Distribution: Gentoo Linux Hardware Environment: x86 (amd) linux-2.6.18-gentoo-r6 xfsprogs-2.8.11 mdadm-2.6.1 raid5 (5 x 250gb disks), one of the disks died, XFS corruption ensued. Before corruption: ~600gb of data. After corruption: 200gb lost, 150gb in lost+found, 250gb "okay" but files missing here and there. Already have posted this on xfs bugzilla (http://oss.sgi.com/bugzilla/show_bug.cgi?id=741) and gentoo bugzilla (http://bugs.gentoo.org/show_bug.cgi?id=169667).

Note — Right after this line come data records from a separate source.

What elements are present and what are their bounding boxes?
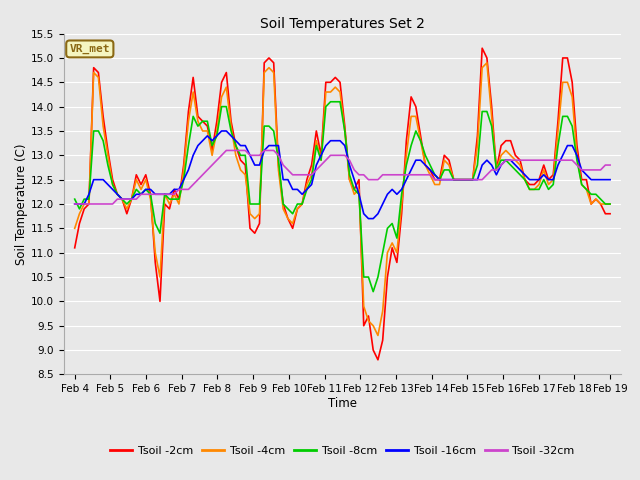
Text: VR_met: VR_met: [70, 44, 110, 54]
Legend: Tsoil -2cm, Tsoil -4cm, Tsoil -8cm, Tsoil -16cm, Tsoil -32cm: Tsoil -2cm, Tsoil -4cm, Tsoil -8cm, Tsoi…: [106, 441, 579, 460]
Title: Soil Temperatures Set 2: Soil Temperatures Set 2: [260, 17, 425, 31]
X-axis label: Time: Time: [328, 397, 357, 410]
Y-axis label: Soil Temperature (C): Soil Temperature (C): [15, 143, 28, 265]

Created attachment 10648 [details] Error messages from /var/log/messages
There was a bug in raid5 in 2.6.19 and earlier where by error-returns weren't properly recognised by the filesystem (depending on the filesystem) (We cleared the UPTODAT bit but passed a '0' error code). In this case it was probably a read-ahead request failed due to lack of resources, as much of the stripe cache was tided up with retries on the failed drive. I don't know if this analysis meshes with the reality of how XFS works, the code is a bit to complex for me to follow easily. I think this bug should possibly be assigned to someone with XFS knowledge to comment if that is a possible explanation.... I wonder how I do that...
Maybe I do it like that.... accept the bug first, then reassign...
Neil: I still have the machine off and in a "broken" state. I am planning on redoing the array soon, was wondering if you need any other info before I do this. Thanks
Have you been able to bring up your RAID and maybe do more testing with newer kernels? Is the problem still there? Thanks.